Sir Paul Preston is among the greatest living historians on this period in Spain, and the Departures podcast was fortunate to host him on a discussion of his most recent book, “Architects of Terror: Paranoia, Conspiracy and Anti-Semitism in Franco’s Spain.”
In his conversation with Robert Amsterdam, Preston explores the rather insane alleged scheme for world domination by a non-existent “Jewish-Masonic-Bolshevik Conspiracy,” and how so many people bought into this false propaganda leading to the slaughter of half a million people.

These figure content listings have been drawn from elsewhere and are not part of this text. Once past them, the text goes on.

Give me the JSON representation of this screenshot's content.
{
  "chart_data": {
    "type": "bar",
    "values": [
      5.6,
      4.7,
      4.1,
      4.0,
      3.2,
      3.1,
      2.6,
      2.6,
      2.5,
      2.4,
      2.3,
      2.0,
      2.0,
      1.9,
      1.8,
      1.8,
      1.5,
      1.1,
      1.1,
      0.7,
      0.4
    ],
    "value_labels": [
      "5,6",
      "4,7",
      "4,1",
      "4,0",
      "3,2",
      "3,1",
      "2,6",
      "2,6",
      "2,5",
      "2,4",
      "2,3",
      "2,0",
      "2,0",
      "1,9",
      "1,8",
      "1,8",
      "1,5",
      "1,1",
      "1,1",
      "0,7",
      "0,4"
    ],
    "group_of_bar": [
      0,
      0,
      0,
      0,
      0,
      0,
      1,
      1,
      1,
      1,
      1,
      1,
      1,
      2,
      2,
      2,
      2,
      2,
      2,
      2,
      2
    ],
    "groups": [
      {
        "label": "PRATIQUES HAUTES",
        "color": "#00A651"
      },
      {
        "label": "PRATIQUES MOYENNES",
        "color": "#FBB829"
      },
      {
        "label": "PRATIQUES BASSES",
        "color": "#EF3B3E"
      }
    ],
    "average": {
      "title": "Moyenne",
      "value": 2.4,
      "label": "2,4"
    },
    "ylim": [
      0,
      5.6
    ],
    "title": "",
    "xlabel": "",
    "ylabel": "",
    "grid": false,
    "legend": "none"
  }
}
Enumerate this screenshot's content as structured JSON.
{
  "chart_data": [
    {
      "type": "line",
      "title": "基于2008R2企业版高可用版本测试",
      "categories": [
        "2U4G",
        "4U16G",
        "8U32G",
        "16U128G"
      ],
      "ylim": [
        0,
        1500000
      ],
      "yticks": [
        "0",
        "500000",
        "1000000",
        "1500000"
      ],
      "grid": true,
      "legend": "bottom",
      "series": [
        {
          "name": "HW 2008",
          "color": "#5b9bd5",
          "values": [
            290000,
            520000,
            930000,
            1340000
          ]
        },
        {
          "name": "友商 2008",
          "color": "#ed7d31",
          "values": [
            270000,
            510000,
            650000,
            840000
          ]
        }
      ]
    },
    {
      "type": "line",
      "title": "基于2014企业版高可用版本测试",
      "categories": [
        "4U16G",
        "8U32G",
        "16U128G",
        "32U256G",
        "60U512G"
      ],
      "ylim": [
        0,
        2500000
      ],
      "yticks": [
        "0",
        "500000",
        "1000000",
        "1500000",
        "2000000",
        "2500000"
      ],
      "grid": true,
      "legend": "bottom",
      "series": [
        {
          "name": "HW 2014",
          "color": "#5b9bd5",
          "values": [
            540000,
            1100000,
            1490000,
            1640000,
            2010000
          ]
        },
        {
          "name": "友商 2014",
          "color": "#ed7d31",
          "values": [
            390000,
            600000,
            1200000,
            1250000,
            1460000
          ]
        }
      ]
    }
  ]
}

Despite the fact that Spain had only a tiny minority of Jews and Freemasons, Franco and his inner circle were ardent believers in this fabricated conspiracy and spread the notion that the survival of Catholic Spain. With this conspiracy, there were also the establishment’s economic interests, which required the complete elimination of all Jews. A harrowing history of a hidden holocaust, Preston’s book highlights how so much danger comes with disinformation, and how the most extreme ideologies can enter the mainstream.